06/09/2021
This has been showing up in sessions these days, people are struggling with how to feel about things "opening back up."
We need to turn and face our suffering and pain before we can learn and grow from it.
"So go ahead and feel. Let it get messy. Find your moments to prime your tears and allow them to fall. Scream into that pillow. REST into all of it. And along the way, be kind to you. Move your body. Feed it good food. Sleep. Find your people to lean into. And as a big person, also know that this is for you to own so your children aren’t left carrying it for you."
Today I was chatting with my assistant, Tara, when she made a comment, “You know, the world is opening up, but it seems like so many of us are actually having a tougher time now than when we were at the beginning of this pandemic madness. Is it that we’re not ready? What’s happening?”
I immediately thought of something that my very wise partner, David Loyst, said at one of our recent clinical team meetings. He likened our feelings to an ocean. He explained that for many of us, when we were children, our very well-meaning big people wanted us to be happy. If our feelings were the sea, they wanted the water to be still and shiny with reflecting sunlight. And so our big people promoted those feelings, and discouraged the opposite. Even as babies, we were “shh – shh – shh”ed, because those tears were uncomfortable. Stormy feelings, big tantrums, rocky waters? This did not fit the Narrative of Childhood Happiness, and so they were not embraced. This valuing of the appearance of contentment over all else continued into our adulthood and became a part of our story.
And were our parents and grandparents and teachers and coaches and aunts and uncles wrong for that? No! They wanted the best for us. They wanted our happiness. But developmentally and spiritually, we need to experience the downs alongside the ups.
Years and years later, we are thrown into a pandemic. And an infodemic at the same time. Social media explodes with mixed messaging, such as “feel your feelings”, but also, “bake bread!”, “learn a new skill!”, “figure out Zoom!”, and “why not try a Zoom Zumba class while you’re at it!?” The waves are starting to get bigger. Worry and uncertainty are rolling in. Grief and anger’s whitecaps are foaming. The waves move up and down, just as feelings are SUPPOSED to go. We are supposed to find ourselves in the trenches of the waves. In the low. In the hard parts. These feelings are natural and necessary. But as we roll over the wave and find ourselves slipping from the high to the low, our programming kicks in. Wait! No! We can’t sit in sadness! Get up! Swim! Swim!

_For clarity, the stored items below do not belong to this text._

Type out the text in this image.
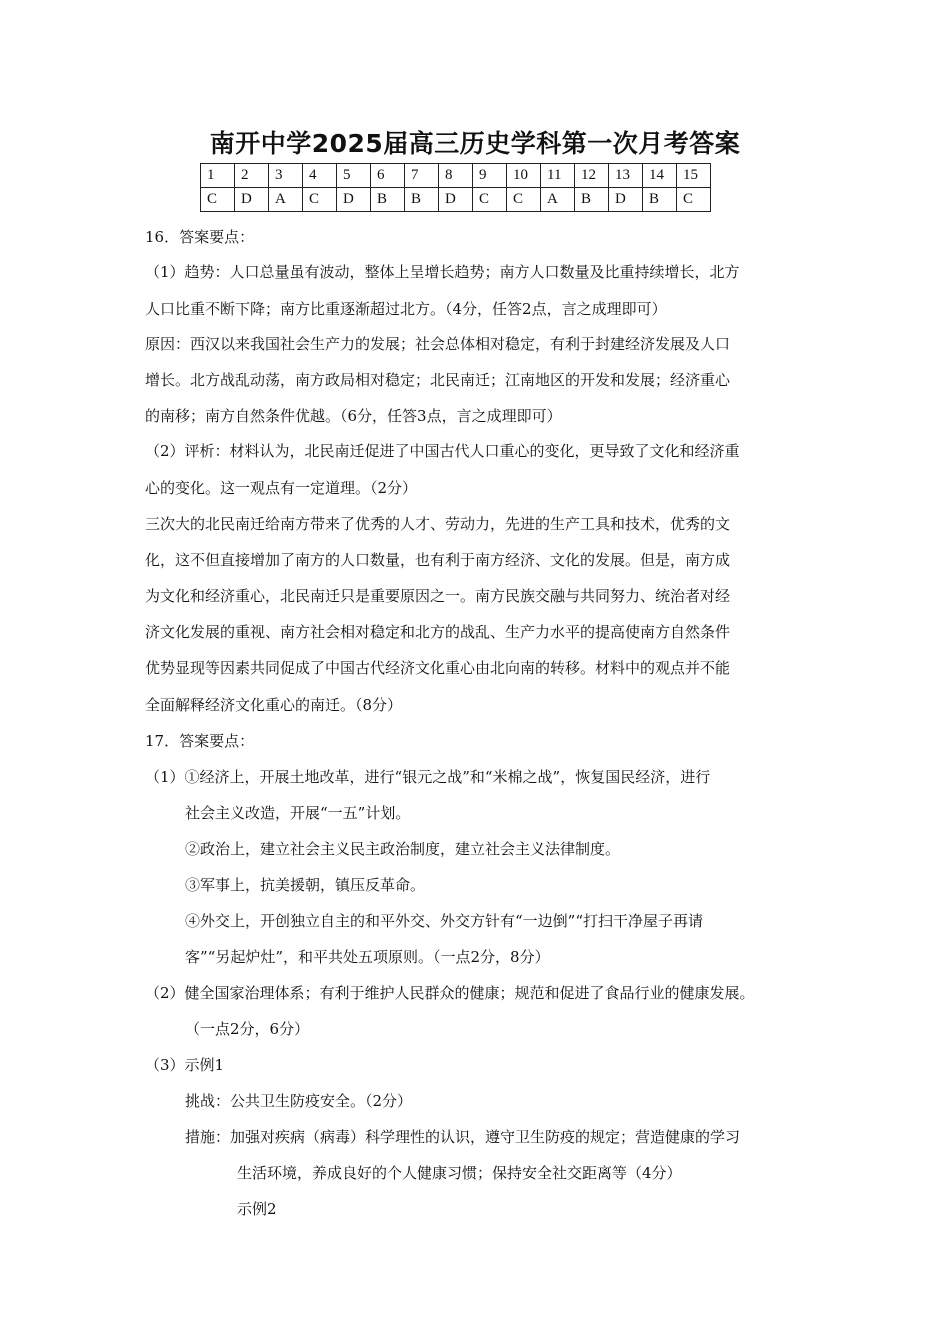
南开中学2025届高三历史学科第一次月考答案
1	2	3	4	5	6	7	8	9	10	11	12	13	14	15
C	D	A	C	D	B	B	D	C	C	A	B	D	B	C
16．答案要点：
（1）趋势：人口总量虽有波动，整体上呈增长趋势；南方人口数量及比重持续增长，北方
人口比重不断下降；南方比重逐渐超过北方。（4分，任答2点，言之成理即可）
原因：西汉以来我国社会生产力的发展；社会总体相对稳定，有利于封建经济发展及人口
增长。北方战乱动荡，南方政局相对稳定；北民南迁；江南地区的开发和发展；经济重心
的南移；南方自然条件优越。（6分，任答3点，言之成理即可）
（2）评析：材料认为，北民南迁促进了中国古代人口重心的变化，更导致了文化和经济重
心的变化。这一观点有一定道理。（2分）
三次大的北民南迁给南方带来了优秀的人才、劳动力，先进的生产工具和技术，优秀的文
化，这不但直接增加了南方的人口数量，也有利于南方经济、文化的发展。但是，南方成
为文化和经济重心，北民南迁只是重要原因之一。南方民族交融与共同努力、统治者对经
济文化发展的重视、南方社会相对稳定和北方的战乱、生产力水平的提高使南方自然条件
优势显现等因素共同促成了中国古代经济文化重心由北向南的转移。材料中的观点并不能
全面解释经济文化重心的南迁。（8分）
17．答案要点：
（1）①经济上，开展土地改革，进行“银元之战”和“米棉之战”，恢复国民经济，进行
社会主义改造，开展“一五”计划。
②政治上，建立社会主义民主政治制度，建立社会主义法律制度。
③军事上，抗美援朝，镇压反革命。
④外交上，开创独立自主的和平外交、外交方针有“一边倒”“打扫干净屋子再请
客”“另起炉灶”，和平共处五项原则。（一点2分，8分）
（2）健全国家治理体系；有利于维护人民群众的健康；规范和促进了食品行业的健康发展。
（一点2分，6分）
（3）示例1
挑战：公共卫生防疫安全。（2分）
措施：加强对疾病（病毒）科学理性的认识，遵守卫生防疫的规定；营造健康的学习
生活环境，养成良好的个人健康习惯；保持安全社交距离等（4分）
示例2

And so we swim. We bake the bread. We declutter the closet. We buy the books. We keep going. And we don’t ever let ourselves sit in our feelings. They are uncomfortable. They feel out of control. They are frightening.
And 16 months later, we are left in in the choppy waters. A purgatory of feelings. We haven’t made peace with the waves, and so they continue to agitate us. We keep swimming – always swimming – but we don’t feel as though we’re getting anywhere. It is exhausting. We are stuck.

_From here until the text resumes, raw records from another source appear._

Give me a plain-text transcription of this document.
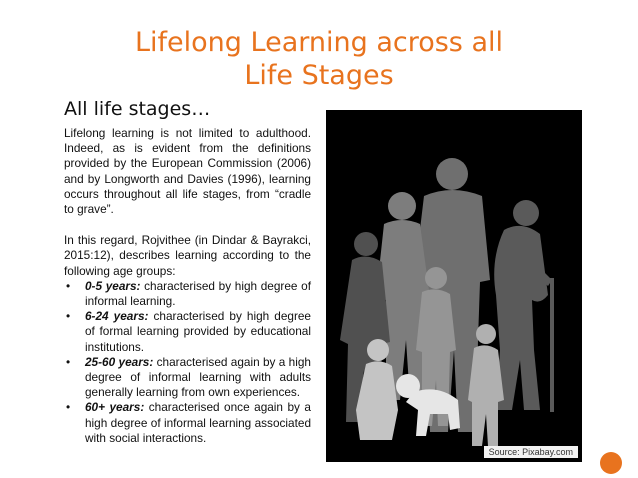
Lifelong Learning across all
Life Stages
All life stages…

Lifelong learning is not limited to adulthood. Indeed, as is evident from the definitions provided by the European Commission (2006) and by Longworth and Davies (1996), learning occurs throughout all life stages, from “cradle to grave”.

In this regard, Rojvithee (in Dindar & Bayrakci, 2015:12), describes learning according to the following age groups:

• 0-5 years: characterised by high degree of informal learning.
• 6-24 years: characterised by high degree of formal learning provided by educational institutions.
• 25-60 years: characterised again by a high degree of informal learning with adults generally learning from own experiences.
• 60+ years: characterised once again by a high degree of informal learning associated with social interactions.
Source: Pixabay.com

If this is how you are feeling right now, I want to tell you (and wrap my arms around you at the same time) and say, “You are NOT ALONE.”
This feeling is everywhere. The confusion is everywhere. Why aren’t we happier that the world is opening up? Why are we still feeling so stressed? Why aren’t we thriving?
Because we haven’t been able to rest into the depths of our lows. Because we feel like we have to keep swimming until we reach happiness again. Because we are so panicked that if we let the tears start they might just never stop. So we get stuck there. In that messy, complicated zone of emotional purgatory. And precisely because of that, we road block ourselves from the return to happiness.
The truth is, you cannot know that happiness without knowing your sad and your mad and all of your lows. You have the ride the wave right down to the verrrrrry bottom. You have to cry all the tears. You have to be submerged in the swells of grief. You have to wail into the dark depths of all that is uncomfortable.
So go ahead and feel. Let it get messy. Find your moments to prime your tears and allow them to fall. Scream into that pillow. REST into all of it. And along the way, be kind to you. Move your body. Feed it good food. Sleep. Find your people to lean into. And as a big person, also know that this is for you to own so your children aren’t left carrying it for you.
And then…and then you will come through it. You will never stay stuck in the dark if you can simply and fully surrender to it. The sun will rise. The waters will calm. They might even sparkle.